Is Jesus happy about that? Obviously not. No one is. Not the grieving spouses who see their hopes and dreams go up in flames. Not the women who will be cast into a socially desolate and dangerous place, physically and financially.
And not the children whose lives are turned upside down, the silent victims of conflict between the two parents whom they trusted with their lives. Which brings us to the fourth section of our Lesson for today.
The Blessing of the Children.
Children were considered property at the time of our Lesson, an expense. Which is why Jesus had to speak up for them, indignant and stern. He referred to them as the role model for what it takes to get into the Kingdom of God: an open receptive mind, an eagerness to learn, an ability to love without reservation, without hardness of heart.
“And he took them up in his arms, laid his hands on them, and blessed them.”
Which is what Jesus does with us, when we are so blessed to be in a marriage filled with love and mutual regard, where we experience the sense of what “one flesh” is all about, and for which we give thanks every day.
“And he took them up in his arms, laid his hands on them, and blessed them.”

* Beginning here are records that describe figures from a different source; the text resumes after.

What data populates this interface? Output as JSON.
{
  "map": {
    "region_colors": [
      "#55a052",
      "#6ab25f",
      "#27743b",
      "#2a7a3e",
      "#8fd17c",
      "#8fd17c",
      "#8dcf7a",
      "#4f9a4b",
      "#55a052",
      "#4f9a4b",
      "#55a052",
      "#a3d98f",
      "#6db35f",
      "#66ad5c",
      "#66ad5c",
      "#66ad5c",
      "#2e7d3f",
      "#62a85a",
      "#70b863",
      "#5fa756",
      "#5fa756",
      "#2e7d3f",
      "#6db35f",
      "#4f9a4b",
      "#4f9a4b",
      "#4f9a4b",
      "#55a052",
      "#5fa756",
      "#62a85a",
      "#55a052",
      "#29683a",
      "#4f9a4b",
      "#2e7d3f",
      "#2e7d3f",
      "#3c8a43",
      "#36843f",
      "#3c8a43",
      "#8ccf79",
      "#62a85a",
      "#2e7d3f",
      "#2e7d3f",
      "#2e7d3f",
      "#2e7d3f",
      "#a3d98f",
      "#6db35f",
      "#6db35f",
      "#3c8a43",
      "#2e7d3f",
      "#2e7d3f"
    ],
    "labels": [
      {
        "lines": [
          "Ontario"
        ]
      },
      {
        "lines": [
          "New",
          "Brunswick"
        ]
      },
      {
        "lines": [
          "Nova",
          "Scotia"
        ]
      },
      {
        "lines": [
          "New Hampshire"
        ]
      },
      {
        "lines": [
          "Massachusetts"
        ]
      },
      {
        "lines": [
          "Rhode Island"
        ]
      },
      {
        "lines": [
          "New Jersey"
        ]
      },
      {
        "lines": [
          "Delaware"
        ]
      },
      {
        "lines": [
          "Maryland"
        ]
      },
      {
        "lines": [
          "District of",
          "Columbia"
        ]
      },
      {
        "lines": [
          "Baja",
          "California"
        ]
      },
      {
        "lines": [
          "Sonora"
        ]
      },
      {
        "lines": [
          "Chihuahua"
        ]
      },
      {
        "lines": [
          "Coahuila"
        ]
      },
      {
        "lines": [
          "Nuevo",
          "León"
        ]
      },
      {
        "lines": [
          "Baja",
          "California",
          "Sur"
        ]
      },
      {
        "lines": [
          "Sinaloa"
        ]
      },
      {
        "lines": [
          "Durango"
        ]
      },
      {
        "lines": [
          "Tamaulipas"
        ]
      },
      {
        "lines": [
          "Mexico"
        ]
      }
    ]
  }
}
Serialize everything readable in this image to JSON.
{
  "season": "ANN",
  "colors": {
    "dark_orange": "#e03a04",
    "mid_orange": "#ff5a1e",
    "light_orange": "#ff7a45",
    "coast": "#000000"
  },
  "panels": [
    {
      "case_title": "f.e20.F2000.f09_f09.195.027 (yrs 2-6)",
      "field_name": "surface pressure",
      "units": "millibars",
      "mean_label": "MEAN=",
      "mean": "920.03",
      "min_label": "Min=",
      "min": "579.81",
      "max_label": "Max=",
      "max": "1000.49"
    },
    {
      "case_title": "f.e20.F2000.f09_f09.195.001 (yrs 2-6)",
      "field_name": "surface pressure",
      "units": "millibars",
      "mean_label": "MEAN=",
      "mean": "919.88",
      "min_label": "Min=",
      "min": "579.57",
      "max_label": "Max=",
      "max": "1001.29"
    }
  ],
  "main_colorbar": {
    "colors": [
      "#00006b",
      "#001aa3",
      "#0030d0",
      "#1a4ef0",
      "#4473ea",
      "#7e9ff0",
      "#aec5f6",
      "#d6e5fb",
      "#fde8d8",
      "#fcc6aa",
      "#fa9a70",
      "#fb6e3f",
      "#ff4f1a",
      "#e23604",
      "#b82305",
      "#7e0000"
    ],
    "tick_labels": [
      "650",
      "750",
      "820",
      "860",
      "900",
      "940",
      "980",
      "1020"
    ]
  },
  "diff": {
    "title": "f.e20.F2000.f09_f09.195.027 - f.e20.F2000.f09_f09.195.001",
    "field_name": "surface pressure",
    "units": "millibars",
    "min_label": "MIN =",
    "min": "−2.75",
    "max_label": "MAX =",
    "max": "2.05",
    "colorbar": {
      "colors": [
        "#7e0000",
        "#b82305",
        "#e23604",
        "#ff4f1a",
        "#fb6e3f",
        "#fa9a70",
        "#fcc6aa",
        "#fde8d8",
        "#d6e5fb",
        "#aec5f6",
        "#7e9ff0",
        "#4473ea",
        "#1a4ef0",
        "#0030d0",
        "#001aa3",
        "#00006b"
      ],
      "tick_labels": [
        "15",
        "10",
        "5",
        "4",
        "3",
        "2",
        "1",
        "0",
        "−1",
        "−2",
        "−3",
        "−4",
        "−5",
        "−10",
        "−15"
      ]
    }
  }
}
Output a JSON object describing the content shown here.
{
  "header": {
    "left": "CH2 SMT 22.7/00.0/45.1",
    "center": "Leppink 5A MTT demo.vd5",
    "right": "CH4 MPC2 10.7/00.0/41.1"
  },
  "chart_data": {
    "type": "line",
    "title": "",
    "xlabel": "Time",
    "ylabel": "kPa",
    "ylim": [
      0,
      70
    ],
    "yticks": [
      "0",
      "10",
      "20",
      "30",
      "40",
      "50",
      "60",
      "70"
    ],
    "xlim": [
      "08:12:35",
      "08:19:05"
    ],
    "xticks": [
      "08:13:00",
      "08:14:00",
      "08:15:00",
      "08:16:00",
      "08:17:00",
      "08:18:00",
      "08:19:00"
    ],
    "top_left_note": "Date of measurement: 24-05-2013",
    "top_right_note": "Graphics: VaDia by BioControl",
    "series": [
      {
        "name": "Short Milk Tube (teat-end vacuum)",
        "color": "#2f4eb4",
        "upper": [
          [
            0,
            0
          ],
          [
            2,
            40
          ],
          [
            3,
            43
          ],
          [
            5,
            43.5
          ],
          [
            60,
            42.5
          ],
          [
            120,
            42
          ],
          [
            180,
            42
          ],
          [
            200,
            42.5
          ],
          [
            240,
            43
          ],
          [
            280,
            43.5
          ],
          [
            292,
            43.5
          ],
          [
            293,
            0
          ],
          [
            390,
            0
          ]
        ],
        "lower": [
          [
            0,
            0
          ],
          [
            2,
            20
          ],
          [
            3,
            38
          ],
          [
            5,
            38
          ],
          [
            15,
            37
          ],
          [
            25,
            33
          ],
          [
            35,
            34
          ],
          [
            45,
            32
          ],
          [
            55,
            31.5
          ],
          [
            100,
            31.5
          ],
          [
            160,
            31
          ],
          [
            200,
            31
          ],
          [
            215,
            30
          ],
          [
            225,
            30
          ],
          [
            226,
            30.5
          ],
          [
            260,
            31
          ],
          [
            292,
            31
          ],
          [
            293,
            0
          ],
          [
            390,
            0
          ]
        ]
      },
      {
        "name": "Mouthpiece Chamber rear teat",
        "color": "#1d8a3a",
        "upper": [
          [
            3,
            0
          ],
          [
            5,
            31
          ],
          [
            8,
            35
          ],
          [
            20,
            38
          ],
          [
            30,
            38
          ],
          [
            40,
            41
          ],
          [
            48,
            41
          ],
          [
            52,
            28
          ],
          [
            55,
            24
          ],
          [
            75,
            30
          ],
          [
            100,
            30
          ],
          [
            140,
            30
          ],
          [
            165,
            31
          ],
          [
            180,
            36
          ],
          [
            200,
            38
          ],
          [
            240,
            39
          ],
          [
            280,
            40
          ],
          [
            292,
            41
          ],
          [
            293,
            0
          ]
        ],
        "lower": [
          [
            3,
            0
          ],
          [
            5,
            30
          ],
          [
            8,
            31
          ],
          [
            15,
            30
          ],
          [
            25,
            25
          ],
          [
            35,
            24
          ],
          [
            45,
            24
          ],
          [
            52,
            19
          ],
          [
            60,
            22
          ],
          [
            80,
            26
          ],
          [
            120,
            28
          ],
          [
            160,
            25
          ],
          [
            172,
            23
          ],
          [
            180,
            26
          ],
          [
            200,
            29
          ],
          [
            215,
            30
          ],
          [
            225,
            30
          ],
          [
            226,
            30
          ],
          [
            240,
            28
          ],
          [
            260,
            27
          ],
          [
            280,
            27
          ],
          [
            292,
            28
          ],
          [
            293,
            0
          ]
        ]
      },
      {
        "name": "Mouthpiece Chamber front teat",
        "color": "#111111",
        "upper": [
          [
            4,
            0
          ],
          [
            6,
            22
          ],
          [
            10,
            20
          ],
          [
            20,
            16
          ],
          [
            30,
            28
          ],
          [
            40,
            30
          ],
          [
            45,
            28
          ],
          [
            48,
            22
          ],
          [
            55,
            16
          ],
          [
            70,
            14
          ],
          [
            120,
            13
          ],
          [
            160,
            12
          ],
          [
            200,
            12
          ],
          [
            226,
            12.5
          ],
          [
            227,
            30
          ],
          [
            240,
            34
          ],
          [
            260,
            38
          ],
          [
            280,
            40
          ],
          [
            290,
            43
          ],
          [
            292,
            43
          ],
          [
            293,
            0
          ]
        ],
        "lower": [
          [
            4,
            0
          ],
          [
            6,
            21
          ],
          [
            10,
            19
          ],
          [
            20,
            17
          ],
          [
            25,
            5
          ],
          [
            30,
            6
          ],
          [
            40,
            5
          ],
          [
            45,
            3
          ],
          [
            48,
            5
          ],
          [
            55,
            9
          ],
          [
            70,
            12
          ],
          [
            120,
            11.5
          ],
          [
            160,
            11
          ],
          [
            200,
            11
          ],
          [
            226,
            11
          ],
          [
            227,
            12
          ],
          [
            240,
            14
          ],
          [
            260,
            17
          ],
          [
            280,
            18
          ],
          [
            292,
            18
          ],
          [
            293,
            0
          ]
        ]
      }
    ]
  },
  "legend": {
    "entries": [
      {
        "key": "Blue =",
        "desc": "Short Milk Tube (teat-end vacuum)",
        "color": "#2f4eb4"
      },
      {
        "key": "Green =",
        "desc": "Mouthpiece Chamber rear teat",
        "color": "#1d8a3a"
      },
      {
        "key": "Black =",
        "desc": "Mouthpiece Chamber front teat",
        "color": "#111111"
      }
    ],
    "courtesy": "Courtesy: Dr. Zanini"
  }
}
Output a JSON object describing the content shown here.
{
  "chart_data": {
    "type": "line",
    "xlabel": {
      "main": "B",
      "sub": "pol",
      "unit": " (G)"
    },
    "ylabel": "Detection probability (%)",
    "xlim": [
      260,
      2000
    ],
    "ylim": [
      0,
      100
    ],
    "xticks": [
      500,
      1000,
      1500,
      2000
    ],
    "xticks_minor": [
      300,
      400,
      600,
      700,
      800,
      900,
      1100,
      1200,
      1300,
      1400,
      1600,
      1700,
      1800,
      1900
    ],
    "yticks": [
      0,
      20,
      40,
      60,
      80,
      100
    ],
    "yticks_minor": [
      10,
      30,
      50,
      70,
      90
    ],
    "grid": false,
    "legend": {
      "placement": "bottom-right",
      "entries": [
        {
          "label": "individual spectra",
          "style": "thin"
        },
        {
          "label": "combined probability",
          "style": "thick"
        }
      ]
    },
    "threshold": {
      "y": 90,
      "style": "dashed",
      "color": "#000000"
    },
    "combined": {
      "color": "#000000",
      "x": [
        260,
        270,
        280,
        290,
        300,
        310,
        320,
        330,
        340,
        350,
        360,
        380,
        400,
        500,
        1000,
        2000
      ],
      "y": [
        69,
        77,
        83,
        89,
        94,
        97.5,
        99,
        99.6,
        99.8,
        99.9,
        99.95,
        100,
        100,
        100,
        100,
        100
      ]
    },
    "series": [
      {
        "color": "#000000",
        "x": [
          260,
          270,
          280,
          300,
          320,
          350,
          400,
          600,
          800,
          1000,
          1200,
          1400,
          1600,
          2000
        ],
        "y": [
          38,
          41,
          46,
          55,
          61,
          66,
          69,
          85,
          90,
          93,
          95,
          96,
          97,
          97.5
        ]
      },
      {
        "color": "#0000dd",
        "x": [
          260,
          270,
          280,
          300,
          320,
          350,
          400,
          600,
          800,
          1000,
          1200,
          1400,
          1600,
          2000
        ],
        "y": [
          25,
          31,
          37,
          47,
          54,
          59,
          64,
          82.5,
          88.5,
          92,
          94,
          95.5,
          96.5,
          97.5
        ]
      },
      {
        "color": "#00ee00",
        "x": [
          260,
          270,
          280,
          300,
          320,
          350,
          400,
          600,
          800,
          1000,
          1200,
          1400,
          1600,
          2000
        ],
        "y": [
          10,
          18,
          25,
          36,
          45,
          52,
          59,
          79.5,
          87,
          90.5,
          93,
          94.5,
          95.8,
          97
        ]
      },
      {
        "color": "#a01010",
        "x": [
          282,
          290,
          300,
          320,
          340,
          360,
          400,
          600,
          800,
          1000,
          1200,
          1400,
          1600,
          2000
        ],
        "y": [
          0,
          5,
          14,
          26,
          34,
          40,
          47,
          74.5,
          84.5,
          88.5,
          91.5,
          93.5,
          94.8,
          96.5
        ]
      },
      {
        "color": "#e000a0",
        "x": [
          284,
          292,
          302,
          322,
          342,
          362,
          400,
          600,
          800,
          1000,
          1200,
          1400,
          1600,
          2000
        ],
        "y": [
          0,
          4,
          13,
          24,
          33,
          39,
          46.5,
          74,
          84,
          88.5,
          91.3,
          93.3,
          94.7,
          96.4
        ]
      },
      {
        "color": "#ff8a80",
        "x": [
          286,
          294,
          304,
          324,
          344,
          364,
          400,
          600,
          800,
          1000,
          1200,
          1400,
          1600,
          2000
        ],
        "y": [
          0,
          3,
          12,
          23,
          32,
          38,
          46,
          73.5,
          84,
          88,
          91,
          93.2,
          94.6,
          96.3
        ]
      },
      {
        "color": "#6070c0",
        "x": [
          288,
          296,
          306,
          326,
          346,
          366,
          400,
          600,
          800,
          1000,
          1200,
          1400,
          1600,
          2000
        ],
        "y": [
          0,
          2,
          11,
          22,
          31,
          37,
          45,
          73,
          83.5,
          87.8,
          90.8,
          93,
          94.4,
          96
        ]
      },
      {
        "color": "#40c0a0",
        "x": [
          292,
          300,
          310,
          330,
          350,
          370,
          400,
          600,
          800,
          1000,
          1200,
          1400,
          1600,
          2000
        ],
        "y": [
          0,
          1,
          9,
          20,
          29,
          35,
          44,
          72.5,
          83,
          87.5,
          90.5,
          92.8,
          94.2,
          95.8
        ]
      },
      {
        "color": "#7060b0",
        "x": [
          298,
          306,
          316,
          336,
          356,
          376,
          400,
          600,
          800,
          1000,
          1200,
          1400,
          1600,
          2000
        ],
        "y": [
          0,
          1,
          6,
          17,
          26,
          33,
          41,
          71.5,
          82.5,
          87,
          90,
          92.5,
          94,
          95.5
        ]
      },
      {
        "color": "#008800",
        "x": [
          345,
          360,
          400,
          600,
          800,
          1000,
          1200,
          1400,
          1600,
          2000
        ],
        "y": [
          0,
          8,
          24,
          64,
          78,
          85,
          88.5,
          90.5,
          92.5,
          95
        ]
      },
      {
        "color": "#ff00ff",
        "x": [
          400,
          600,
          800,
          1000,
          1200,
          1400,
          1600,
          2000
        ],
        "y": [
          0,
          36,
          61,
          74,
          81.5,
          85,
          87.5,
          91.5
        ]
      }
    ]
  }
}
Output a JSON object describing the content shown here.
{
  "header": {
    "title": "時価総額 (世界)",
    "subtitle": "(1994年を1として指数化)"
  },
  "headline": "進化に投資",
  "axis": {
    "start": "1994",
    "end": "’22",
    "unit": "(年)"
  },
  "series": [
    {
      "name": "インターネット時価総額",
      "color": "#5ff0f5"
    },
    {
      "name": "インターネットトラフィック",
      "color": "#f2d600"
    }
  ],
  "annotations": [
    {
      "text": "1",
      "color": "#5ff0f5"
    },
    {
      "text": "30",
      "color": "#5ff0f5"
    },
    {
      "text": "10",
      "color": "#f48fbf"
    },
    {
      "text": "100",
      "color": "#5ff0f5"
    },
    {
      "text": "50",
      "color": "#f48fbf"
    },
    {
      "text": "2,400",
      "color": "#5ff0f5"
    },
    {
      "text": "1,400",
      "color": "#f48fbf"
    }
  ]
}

Which is what Jesus does with us, when hardness of heart has created isolation and loneliness in our own home. He comforts us with his own experiences with hardness of heart: listening to the crowd chant Crucify him; seeing, hearing Peter’s denial of their relationship as the cock crowed, and in the darkness of Gethsemane watching Judas approach him, to betray him with a kiss. Jesus knows the pain caused by hardness of heart.
“And he took them up in his arms, laid his hands on them, and blessed them.”
Which is what Jesus does if we feel condemned by today’s scripture. Whether because we could no longer tolerate a relationship broken by our loved ones’ hardness of heart and we left it. Or when we were the ones with hardness of heart destroying the relationship and driving away the very person we once loved. Or when we are honest with ourselves.
As far as I know, I have never met a person who has not, at one time or another, hardened their heart, and said things they could never take back, done things unforgivable. Jesus’ words do not condemn us. They never condemn. They are filled with compassion as he takes us in his arms, forgives us, and blesses us with his love and assurance that he will never leave us. There is no sin worse than any other sin. And there is no sin that goes unforgiven by God. With God, there is no hardness of heart, no abandonment, only love. Only forgiveness.
“And he took them up in his arms, laid his hands on them, and blessed them.”